6 Desember 2022
Manila, Filipina – Meskipun survei terbaru dari Social Weather Stations (SWS) menunjukkan bahwa 30 persen masyarakat percaya bahwa kehidupan mereka menjadi lebih baik, survei tersebut juga mengungkapkan bahwa setidaknya 29 persen masyarakat terkena dampak paling parah akibat percepatan inflasi.
Berdasarkan hasil survei SWS yang dilakukan pada 29 September hingga 2 November tahun lalu, 30 persen masyarakat Filipina mengatakan mereka yakin kehidupan mereka lebih baik dibandingkan tahun lalu. Namun 29 persen mengatakan kehidupan mereka semakin buruk. Setidaknya 41 persen mengatakan tidak ada yang berubah.
Hal ini menghasilkan skor Net Winners sebesar nol, sedikit lebih tinggi dari -2 pada bulan Juni dan April tahun ini. Skor -9 hingga nol tergolong “cukup”, sedangkan +20 ke atas dianggap “sangat baik”. Pada bulan Desember 2019, skor Net Winners “sangat tinggi” yaitu +18.
Menurut SWS, masyarakat Filipina yang mengatakan kualitas hidup mereka membaik dalam 12 bulan terakhir disebut sebagai “pemenang”, sedangkan mereka yang mengatakan kualitas hidup mereka menjadi lebih buruk dibandingkan tahun lalu disebut “pecundang”.

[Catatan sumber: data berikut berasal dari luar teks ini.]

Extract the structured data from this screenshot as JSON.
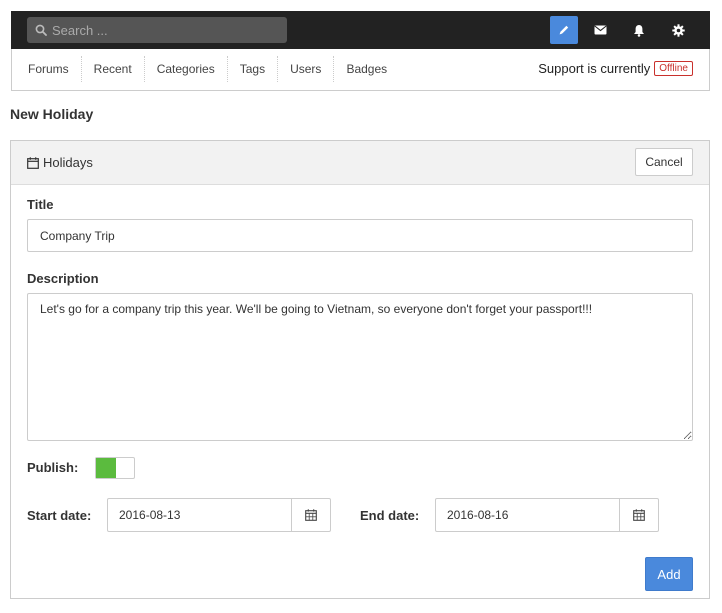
{
  "topbar": {
    "search_placeholder": "Search ...",
    "icons": [
      "pencil-icon",
      "envelope-icon",
      "bell-icon",
      "gear-icon"
    ],
    "active_color": "#4a89dc"
  },
  "nav": {
    "links": [
      "Forums",
      "Recent",
      "Categories",
      "Tags",
      "Users",
      "Badges"
    ],
    "support_label": "Support is currently",
    "support_status": "Offline",
    "status_color": "#c9302c"
  },
  "page": {
    "title": "New Holiday"
  },
  "panel": {
    "title": "Holidays",
    "cancel_label": "Cancel"
  },
  "form": {
    "title_label": "Title",
    "title_value": "Company Trip",
    "description_label": "Description",
    "description_value": "Let's go for a company trip this year. We'll be going to Vietnam, so everyone don't forget your passport!!!",
    "publish_label": "Publish:",
    "publish_on": true,
    "publish_color": "#5bbb3e",
    "start_label": "Start date:",
    "start_value": "2016-08-13",
    "end_label": "End date:",
    "end_value": "2016-08-16",
    "add_label": "Add"
  }
}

Meskipun ada sedikit perbaikan, disebutkan bahwa kelaparan yang tidak disengaja, yaitu “lapar dan tidak punya apa-apa untuk dimakan,” menjadi lebih umum terjadi di kalangan mereka yang merugi dibandingkan mereka yang percaya bahwa hidup lebih baik atau masih sama dibandingkan tahun lalu.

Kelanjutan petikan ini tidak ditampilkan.